Bon Appétit, the restaurant and food services company, has created a new position, waste specialist, to help cut down its food waste. “Food has gotten so cheap that it is more cost-effective to throw it away,” said Maisie Ganzler, vice president for strategy at Bon Appétit. “But there are social and environmental costs to doing that, which we don’t always think about.”

Americans threw away more than 36 million tons of food in 2012, according to the Environmental Protection Agency. That is about $165 billion worth of food annually, the Natural Resources Defense Council estimated in a report that year.

Even 15 percent of the food being discarded would be enough to feed 25 million people at a time when one in every six Americans does not always have enough to eat, the group said.

Most food waste in developed countries like the United States occurs at the consumption, rather than the production, stage, according to a new report from the United Nations Food and Agriculture Organization, which put the amount of edible food waste globally at 1.3 trillion tons.

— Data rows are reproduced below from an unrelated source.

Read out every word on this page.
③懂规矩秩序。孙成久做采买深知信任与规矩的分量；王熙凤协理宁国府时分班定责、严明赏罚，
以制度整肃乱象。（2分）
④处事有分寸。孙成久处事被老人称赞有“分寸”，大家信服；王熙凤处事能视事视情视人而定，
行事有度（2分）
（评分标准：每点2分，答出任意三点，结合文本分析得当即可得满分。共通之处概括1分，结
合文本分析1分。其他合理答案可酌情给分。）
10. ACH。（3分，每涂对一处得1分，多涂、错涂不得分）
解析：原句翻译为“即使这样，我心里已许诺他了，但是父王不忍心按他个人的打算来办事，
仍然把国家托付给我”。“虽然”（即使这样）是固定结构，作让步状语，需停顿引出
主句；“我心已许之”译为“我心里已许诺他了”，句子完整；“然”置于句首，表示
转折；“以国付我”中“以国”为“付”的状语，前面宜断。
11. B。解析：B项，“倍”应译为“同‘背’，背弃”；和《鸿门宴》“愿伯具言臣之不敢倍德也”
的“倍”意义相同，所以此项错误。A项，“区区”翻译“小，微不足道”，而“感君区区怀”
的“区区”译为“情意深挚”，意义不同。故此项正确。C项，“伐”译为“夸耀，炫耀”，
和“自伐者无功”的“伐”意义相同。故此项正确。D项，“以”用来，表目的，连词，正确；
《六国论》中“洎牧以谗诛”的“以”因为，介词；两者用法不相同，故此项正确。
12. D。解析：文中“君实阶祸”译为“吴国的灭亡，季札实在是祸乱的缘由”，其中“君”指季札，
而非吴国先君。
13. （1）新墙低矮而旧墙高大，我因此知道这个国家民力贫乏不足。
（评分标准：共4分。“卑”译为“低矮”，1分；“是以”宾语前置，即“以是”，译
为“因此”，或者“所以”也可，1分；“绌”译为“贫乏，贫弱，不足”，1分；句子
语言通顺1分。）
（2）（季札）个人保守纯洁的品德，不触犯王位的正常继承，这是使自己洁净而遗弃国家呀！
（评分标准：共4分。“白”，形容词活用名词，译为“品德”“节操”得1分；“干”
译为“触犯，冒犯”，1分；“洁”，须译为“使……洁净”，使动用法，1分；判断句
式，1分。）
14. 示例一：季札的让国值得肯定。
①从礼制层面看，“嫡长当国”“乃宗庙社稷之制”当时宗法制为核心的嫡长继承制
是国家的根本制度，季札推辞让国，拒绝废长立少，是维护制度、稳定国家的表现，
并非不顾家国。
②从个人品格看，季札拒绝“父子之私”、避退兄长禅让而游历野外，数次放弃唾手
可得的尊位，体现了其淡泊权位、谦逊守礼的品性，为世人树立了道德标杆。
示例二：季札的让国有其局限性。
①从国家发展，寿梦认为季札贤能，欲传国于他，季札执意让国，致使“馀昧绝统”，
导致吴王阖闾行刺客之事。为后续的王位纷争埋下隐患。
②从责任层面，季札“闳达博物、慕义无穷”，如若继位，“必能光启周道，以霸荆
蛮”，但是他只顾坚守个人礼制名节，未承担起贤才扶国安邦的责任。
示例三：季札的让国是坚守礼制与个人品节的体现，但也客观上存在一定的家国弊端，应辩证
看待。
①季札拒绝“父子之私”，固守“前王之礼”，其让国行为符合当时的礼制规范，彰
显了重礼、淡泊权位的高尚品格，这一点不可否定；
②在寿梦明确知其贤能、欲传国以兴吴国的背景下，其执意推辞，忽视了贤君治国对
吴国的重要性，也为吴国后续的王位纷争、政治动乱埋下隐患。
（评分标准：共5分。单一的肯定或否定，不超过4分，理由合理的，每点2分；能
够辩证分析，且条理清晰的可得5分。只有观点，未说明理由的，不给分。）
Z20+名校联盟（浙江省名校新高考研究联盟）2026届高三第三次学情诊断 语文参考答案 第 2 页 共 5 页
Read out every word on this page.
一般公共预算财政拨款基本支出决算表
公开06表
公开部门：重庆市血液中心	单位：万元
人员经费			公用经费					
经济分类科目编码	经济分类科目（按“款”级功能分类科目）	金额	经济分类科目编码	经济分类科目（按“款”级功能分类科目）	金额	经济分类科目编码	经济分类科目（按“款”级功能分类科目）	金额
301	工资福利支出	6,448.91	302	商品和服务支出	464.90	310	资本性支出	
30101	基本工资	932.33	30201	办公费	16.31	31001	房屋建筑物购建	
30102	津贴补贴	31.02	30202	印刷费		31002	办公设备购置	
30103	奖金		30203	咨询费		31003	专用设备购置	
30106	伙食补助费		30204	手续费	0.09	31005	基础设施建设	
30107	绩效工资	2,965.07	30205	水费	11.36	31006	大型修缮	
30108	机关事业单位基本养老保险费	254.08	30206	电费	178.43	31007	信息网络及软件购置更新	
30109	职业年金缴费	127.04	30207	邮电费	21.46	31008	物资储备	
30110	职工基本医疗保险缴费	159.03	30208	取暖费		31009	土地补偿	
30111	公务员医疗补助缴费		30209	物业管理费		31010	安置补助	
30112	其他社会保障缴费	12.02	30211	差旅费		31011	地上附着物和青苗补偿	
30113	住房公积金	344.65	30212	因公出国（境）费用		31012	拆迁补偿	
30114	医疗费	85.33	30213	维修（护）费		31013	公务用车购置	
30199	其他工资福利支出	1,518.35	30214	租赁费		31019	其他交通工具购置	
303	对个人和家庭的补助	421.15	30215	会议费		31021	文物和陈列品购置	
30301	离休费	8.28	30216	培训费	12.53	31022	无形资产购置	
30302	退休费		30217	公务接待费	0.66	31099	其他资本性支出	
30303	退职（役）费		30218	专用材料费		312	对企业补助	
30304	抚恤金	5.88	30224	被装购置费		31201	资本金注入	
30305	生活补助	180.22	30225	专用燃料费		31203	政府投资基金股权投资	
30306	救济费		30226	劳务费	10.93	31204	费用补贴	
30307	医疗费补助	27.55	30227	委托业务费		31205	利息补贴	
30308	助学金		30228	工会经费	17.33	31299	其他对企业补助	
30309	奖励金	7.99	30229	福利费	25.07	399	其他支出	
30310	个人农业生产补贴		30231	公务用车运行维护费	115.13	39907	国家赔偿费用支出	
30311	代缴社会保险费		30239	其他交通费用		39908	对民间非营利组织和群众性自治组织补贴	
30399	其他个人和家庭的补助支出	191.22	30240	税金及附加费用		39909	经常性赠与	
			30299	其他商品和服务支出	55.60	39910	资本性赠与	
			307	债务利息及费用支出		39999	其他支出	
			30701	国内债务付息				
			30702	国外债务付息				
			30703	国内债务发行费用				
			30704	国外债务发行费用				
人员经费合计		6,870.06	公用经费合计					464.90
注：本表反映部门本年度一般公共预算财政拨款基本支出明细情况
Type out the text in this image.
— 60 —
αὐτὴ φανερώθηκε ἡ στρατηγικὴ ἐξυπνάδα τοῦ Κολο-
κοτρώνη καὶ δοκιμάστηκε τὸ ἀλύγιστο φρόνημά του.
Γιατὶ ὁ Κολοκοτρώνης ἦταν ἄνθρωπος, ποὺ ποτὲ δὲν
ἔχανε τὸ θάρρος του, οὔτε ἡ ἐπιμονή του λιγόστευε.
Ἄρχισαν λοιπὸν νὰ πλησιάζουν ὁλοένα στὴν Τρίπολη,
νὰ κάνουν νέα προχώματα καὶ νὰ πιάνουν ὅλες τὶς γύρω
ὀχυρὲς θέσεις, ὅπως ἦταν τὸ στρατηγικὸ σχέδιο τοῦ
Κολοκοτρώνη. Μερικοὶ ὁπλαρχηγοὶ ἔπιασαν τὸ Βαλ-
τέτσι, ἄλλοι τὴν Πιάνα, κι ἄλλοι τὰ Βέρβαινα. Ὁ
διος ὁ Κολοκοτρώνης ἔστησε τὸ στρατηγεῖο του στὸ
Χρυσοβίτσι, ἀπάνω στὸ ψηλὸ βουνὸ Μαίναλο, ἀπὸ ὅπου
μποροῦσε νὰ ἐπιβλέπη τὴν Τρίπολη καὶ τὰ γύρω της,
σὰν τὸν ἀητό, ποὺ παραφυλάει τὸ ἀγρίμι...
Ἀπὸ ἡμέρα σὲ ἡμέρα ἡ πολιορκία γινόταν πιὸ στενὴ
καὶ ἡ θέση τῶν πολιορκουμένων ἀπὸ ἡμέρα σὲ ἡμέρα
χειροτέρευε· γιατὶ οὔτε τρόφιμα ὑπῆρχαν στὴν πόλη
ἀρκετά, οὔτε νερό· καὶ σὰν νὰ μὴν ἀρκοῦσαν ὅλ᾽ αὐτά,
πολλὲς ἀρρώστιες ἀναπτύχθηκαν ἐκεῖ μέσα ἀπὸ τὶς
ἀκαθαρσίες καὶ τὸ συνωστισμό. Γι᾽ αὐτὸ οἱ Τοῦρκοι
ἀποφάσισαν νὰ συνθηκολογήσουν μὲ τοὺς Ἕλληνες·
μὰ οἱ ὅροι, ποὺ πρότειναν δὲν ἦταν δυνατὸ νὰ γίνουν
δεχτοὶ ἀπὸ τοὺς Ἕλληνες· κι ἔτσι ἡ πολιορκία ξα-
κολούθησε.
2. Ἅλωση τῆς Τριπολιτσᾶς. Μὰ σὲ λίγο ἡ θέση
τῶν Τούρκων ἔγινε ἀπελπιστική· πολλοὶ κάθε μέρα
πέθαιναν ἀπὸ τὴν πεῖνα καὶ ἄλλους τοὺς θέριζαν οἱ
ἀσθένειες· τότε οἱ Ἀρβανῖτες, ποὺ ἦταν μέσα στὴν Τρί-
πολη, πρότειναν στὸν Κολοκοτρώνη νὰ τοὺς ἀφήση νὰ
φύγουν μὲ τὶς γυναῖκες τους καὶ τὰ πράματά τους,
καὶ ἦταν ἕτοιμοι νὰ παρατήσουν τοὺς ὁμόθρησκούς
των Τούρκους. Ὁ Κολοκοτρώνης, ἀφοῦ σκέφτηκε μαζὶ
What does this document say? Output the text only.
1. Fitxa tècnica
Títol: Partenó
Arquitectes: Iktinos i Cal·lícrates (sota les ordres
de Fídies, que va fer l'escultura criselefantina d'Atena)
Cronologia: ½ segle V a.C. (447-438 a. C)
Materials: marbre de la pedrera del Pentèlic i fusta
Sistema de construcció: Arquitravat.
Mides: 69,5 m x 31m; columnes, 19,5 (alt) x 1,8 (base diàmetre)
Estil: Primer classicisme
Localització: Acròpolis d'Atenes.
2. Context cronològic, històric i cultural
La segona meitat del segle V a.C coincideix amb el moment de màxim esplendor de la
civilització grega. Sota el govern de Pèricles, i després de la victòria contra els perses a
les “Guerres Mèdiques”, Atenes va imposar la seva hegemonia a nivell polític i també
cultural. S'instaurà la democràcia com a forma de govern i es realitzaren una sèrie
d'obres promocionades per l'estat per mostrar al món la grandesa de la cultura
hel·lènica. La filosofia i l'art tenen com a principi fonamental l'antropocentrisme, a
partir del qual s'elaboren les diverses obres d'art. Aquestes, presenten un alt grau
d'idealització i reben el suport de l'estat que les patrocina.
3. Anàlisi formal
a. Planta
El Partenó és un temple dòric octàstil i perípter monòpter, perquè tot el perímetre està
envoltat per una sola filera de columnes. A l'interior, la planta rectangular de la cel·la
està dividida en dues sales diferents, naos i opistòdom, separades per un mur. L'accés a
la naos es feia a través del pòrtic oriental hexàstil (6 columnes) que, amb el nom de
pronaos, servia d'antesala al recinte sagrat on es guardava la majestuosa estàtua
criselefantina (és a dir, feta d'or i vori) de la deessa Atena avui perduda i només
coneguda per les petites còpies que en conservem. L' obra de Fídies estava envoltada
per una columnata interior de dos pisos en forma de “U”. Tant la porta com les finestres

“This piqued my interest because I see it as a multifaceted issue that has an impact on family food budgets, an impact on hunger in America, an impact on our natural resources and climate change,” said Tom Vilsack, the secretary of agriculture.

His department, together with the E.P.A. and business groups, last year began the Food Waste Challenge to find ways to reduce the amount of food going into landfills. The Agriculture Department, for instance, is working to change regulations on the handling of mislabeled meat, which currently must be recalled and thrown away even if it poses no food safety issue. New rules would allow it to be relabeled properly and distributed to food banks.